On the other side was Joe Musgrove, who had a pair of clean innings to start, but walked two in the 3rd and another in the 4th. However, it took until the 5th for the first hit against him, a Chris Taylor blooper over first.
But there wasn’t any damage against Musgrove, and if it wasn’t for Juan Soto there might never have been. A Freddie Freeman flyball clanged off Soto’s glove for a “double” and Will Smith followed by lining a ball to left for a double of his own to cut the lead to 2-1.
That was the end of Musgrove’s night, as the Padres pen entered and got two outs before a hit by pitch and a walk loaded the bases, but David Peralta‘s struggles continued and he popped out harmlessly.
After a clean 7th, the Dodgers got a double and a walk to start the 8th in what seemed like a potential rally. However, a brutal strikeout from Michael Busch, a lazy Outman flyout, and a Vargas lineout to short killed that off.

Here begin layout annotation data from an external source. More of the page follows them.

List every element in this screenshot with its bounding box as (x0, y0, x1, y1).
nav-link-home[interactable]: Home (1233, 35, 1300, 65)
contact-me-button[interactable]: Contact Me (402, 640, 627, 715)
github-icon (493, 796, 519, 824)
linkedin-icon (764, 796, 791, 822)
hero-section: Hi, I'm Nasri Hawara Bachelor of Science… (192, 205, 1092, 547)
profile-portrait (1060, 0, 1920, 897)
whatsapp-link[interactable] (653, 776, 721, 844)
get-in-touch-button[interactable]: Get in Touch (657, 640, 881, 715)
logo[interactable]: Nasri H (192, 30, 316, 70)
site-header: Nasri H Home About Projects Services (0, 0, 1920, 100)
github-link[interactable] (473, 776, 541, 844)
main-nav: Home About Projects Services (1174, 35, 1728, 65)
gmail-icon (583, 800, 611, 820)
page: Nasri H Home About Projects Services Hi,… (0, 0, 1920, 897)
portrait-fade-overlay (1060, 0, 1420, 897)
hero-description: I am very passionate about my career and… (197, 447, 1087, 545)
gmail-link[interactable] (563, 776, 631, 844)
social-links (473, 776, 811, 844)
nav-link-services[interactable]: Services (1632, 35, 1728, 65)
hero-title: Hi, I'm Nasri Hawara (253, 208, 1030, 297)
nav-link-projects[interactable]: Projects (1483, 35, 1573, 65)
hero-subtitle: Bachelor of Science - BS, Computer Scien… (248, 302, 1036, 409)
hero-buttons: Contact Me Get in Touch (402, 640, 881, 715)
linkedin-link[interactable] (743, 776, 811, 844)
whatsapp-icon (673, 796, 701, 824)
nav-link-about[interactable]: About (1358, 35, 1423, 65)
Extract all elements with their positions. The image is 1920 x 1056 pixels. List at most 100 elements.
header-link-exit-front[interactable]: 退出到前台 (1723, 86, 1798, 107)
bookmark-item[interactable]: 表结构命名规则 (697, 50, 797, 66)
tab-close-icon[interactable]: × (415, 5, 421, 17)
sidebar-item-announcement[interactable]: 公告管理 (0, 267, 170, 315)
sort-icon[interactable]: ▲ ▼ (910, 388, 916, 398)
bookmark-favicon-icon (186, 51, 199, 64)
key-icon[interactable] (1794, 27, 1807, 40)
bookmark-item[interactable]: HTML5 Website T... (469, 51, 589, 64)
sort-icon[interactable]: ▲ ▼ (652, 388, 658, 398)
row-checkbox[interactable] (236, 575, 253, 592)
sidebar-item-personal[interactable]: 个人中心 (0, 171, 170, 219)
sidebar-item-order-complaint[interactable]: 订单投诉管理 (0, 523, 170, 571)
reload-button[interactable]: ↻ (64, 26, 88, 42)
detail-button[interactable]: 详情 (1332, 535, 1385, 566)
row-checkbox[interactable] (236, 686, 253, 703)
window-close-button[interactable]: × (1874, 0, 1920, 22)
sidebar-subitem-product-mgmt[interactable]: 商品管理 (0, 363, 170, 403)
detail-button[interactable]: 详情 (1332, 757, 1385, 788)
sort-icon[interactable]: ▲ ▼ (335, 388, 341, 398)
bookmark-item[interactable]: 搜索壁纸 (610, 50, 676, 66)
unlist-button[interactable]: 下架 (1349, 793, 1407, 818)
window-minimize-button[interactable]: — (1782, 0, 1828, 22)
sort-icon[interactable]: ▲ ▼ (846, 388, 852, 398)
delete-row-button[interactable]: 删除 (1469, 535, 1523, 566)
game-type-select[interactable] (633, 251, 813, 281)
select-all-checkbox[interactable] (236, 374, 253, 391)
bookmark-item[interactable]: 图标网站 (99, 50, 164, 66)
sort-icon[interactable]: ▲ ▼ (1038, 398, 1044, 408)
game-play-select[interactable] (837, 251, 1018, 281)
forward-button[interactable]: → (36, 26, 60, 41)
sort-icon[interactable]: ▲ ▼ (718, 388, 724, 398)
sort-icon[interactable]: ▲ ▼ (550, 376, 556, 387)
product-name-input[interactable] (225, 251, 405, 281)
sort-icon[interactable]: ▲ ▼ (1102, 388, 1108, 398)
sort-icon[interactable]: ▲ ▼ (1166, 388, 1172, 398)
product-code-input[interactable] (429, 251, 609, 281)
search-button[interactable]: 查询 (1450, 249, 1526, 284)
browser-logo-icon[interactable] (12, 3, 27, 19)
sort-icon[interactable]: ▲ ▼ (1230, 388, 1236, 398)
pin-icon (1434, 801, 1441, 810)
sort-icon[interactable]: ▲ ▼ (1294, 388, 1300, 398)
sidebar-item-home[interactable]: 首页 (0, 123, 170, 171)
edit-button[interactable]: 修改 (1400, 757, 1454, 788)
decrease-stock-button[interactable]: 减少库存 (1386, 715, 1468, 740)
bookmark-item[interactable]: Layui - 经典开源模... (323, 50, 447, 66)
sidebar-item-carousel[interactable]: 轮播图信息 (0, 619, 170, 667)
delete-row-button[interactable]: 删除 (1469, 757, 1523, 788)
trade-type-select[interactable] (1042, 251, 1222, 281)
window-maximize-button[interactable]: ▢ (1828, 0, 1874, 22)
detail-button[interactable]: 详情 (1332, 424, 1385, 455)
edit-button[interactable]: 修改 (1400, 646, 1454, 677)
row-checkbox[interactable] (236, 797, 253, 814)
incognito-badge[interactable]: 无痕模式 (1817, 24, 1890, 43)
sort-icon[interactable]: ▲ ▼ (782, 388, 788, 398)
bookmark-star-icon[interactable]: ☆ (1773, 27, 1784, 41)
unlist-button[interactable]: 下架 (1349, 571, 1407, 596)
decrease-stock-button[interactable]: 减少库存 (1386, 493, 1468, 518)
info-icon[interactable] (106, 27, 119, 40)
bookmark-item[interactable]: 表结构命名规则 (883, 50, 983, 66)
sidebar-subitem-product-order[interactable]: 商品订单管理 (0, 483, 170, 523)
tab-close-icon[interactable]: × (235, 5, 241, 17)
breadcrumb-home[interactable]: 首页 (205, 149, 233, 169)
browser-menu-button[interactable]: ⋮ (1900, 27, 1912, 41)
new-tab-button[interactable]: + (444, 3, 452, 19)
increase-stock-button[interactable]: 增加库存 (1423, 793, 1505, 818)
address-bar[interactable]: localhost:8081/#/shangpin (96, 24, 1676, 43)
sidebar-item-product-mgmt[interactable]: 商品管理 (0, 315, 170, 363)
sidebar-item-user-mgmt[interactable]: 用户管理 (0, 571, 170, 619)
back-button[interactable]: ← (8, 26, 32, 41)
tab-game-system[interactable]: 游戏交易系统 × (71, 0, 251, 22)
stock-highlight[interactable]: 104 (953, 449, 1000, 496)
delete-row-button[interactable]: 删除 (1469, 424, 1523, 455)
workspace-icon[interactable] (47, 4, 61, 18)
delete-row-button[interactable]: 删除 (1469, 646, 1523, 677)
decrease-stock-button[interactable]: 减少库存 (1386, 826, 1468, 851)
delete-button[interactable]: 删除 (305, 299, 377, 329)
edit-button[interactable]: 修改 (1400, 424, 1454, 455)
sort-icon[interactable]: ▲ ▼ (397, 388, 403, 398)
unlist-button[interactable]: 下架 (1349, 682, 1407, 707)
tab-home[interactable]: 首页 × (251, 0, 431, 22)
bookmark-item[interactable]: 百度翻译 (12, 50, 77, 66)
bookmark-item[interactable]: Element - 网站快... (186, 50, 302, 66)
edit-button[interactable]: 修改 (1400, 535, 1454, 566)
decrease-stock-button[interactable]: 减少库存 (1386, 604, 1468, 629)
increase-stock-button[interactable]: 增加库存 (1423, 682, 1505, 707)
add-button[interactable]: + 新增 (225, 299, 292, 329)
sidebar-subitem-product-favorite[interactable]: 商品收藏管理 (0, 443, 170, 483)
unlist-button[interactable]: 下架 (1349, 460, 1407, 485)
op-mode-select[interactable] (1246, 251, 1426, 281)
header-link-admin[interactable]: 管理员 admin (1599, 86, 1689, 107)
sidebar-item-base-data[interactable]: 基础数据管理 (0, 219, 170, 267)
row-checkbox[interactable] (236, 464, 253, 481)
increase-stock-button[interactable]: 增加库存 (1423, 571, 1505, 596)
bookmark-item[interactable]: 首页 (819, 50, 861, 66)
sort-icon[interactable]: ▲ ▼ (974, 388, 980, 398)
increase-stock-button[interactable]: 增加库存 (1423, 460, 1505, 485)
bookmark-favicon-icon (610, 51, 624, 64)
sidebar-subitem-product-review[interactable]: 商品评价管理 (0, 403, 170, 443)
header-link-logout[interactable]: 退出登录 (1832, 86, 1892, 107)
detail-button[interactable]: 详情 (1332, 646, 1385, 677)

Josh Hader entered for the 9th and got two quick outs, but then fell behind Mookie in a 3-1 count. Well, a Dodgers hitter finally sat on something and he jumped all over a ball inside for a shocking game-tying homer that made it 2-2.
Back to the Dodgers pen, Caleb Ferguson was next out and cruised through a 1-2-3 frame on just 10 pitches, including a pair of strikeouts.
That, of course, meant it was time for extras.
With Freddie as the Manfred runner on second, he only advanced to third by the time there were two down, but Michael Busch down to his last strike stroked a single to left for a 3-2 lead.
After a balk, the table was set for James Outman to yank a two-run shot to right for further insurance and a 5-2 lead.
Looking to protect the now three-run lead, Evan Phillips got the 9th and was stellar, not even allowing the Manfred runner to score.
The Dodgers started this series 1-for-22 with RISP, but they ended the series with two hits in their last two at bats to win the game.
|Diamondbacks||19-15 (1.5 GB)|
|Padres||18-17 (3 GB)|
*Either still playing or will play later.
The Dodgers will now travel to Milwaukee for a three-game set against the Brewers (19-15). Tony Gonsolin (3.38 ERA/5.86 FIP/4.32 xERA) will face Freddy Peralta (3.63/3.62/3.68) at 1:40 PM HT/4:40 PM PT/7:40 PM ET.